The size of future checks for thousands of retired teachers and other civil servants is now in the hands of five Colorado Supreme Court justices.

The court heard an hour of oral arguments Wednesday morning in the case of Justus v. State, a lawsuit that challenges reductions in retiree cost-of-living payments by the Public Employees’ Retirement Association (PERA).

A 2010 law (Senate Bill 10-001), eliminated payments associated with cost of living that year and cut retirees’ annual benefit increases from 3.5 percent to 2 percent starting in 2011. Future increases could drop below 2 percent under certain conditions. (While the increases are commonly referred to as cost of living raises, they aren’t pegged to inflation or consumer prices.)

PERA doesn’t have an estimate for how much is saved every year by the cost of living allowance (COLA) reduction, which was a major element of SB 10-001. The law as a whole was projected to reduce PERA’s unfunded liability by $9 billion.

When the lawsuit was filed, plaintiffs estimated the COLA reduction could cost the typical retiree more than $165,000 over 20 years.

The legal issue before the supreme court is whether retirees have a contractual right to the 3.5 percent COLA.

Lawyers for each side presented starkly opposing views to the high court on Wednesday.

The COLA “is part and parcel of the pension,” said Richard Rosenblatt, who represents the retirees who filed the original suit. A retiree’s main pension benefit together with the COLA “clearly is a contract.”

But Sean Connelly, representing PERA, argued, “There is no contractual right to a COLA fixed at a certain point.” He urged the justices to overturn the Court of Appeals and accept the trial court’s dismissal of the case.

Both Connelly and Solicitor General Dan Domenico, representing the state, noted that COLA payments have fluctuated several times over the last few decades, and that those changes have applied to retirees.

As usually is the case, the lawyers offered differing interpretation of several prior court cases, including one dating back to 1920, that involve pension rights.

Four of the five justices asked questions during the arguments, but their queries didn’t hint at any clear leanings on the case.

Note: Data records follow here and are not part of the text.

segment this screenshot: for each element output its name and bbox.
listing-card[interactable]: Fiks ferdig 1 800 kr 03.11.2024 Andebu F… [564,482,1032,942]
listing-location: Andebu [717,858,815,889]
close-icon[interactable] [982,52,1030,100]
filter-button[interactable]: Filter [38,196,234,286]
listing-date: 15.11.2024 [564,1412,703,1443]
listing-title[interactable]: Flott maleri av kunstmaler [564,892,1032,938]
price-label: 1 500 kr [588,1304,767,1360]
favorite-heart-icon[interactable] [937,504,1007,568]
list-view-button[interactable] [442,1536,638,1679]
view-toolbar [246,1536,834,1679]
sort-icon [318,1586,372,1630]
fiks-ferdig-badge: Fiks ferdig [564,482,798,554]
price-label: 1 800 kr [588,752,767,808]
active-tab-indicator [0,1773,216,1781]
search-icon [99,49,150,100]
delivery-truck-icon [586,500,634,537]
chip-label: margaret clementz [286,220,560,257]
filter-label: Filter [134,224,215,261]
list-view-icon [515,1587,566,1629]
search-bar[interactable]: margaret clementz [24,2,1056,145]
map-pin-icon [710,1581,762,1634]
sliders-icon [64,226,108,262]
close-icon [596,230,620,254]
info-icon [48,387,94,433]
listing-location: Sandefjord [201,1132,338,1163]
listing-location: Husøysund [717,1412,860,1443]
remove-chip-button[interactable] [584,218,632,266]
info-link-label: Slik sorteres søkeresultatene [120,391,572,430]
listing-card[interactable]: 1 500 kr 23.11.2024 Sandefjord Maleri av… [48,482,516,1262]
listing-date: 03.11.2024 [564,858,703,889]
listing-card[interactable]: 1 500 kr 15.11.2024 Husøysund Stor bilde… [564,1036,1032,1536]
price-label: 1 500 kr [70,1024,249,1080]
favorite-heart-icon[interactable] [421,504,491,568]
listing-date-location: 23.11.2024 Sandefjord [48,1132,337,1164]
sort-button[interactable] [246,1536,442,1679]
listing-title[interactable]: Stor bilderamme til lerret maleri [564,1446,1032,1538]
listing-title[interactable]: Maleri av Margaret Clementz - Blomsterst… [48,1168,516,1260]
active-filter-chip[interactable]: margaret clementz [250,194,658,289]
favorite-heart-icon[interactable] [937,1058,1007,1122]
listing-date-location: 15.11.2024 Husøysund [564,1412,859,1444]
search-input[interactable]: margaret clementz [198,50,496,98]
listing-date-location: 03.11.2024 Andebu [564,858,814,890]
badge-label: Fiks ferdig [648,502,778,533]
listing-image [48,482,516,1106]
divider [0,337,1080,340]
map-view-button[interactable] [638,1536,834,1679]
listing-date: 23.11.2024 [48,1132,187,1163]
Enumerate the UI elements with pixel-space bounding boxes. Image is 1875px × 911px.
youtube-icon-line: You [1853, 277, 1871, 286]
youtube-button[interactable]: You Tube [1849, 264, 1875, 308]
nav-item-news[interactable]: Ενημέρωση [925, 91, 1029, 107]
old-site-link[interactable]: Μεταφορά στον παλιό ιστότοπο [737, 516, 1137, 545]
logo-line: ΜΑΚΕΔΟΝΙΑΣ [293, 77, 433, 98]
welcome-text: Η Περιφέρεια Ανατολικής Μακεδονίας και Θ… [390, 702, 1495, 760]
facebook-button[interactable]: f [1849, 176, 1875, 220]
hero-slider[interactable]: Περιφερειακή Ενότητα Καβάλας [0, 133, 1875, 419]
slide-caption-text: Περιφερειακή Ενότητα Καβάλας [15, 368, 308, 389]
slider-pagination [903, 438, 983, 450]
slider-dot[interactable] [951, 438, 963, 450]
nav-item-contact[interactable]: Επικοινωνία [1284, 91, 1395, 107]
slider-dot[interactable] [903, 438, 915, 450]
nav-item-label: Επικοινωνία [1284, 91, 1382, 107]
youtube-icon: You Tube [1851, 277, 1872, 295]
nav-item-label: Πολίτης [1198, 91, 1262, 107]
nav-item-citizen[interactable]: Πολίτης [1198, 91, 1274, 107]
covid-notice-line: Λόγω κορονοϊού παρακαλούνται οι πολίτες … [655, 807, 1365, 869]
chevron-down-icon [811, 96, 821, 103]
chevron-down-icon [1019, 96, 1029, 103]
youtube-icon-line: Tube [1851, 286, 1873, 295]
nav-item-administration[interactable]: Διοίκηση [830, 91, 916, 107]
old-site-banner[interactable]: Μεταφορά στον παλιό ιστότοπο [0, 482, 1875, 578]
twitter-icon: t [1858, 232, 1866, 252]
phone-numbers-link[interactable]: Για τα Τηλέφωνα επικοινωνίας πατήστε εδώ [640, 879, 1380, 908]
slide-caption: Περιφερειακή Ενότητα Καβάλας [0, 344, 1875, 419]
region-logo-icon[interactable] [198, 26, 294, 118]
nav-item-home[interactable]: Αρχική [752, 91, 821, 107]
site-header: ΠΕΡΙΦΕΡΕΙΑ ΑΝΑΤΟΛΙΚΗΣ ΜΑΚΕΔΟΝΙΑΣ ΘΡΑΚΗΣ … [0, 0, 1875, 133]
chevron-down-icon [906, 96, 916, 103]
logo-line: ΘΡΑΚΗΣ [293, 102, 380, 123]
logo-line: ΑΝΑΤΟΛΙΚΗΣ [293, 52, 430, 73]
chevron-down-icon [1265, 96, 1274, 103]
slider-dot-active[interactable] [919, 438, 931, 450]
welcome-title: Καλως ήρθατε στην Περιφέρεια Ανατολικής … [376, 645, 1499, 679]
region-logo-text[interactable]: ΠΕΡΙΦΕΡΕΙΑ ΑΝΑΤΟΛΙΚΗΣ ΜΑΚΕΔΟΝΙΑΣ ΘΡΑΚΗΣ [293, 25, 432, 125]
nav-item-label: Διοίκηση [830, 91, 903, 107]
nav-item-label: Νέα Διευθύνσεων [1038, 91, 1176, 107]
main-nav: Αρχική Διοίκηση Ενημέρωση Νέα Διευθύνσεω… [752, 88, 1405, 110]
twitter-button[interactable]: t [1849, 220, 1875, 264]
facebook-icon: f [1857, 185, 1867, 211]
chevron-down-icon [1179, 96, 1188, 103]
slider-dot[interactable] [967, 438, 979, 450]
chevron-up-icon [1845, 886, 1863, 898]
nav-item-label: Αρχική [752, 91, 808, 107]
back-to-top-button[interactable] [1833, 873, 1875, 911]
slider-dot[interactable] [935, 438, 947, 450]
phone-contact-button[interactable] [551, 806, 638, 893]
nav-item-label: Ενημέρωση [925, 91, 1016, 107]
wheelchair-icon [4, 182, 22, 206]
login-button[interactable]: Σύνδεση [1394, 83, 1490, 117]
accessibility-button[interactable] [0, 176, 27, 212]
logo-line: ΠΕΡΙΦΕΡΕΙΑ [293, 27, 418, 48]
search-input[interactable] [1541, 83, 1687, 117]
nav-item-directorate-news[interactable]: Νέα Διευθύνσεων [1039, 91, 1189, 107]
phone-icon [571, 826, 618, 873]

The case originally was filed within days of SB 10-001 becoming law (see story). A district court judge ruled in 2011 that the state and PERA could reduce the payments. But the Colorado Court of Appeals ruled in 2012 that pensioners do have a contractual right to the COLA in effect at the time of retirement but gave the state a possible out. The appeals court concluded the courts “must still determine whether any impairment of the right is substantial and, if so, whether the reduction was reasonable and necessary to serve a significant and legitimate public purpose.” (Read appeals court decision here.)

There are no set deadlines for the court to rule on a case after oral arguments. In a recent big public policy case, the Lobato v. State school funding suit, the court ruled a little less than three months after arguments were held.

Chief Justice Nancy Rice announced that Justices Allison Eid and Monica Marquez would not be participating in Justus v. State. Justices typically don’t announce why they’re not participating.

PERA history and stats

After PERA’s investment portfolio was hit hard by the 2008 recession, SB 10-001 was an attempt to change some of the system’s operations in order to put it on a path to financial solvency in 30 years. PERA has about $26 billion promised without funding to back it up.

Subsequent legislative attempts to tinker with the 2010 revamp have been rebuffed, but the 2014 session approved a bill that will launch three studies of the system (see story).

Teachers and school administrators dominate the 196,435-member system, with 129,205 members in the School and Denver Public Schools (DPS) divisions — over 65 percent of the membership.

There are 58,986 education retirees who received about $2 billion in benefits in 2012, an average of about $3,000 a month. The average retirement age for both School and DPS retirees is a little above 58 years old.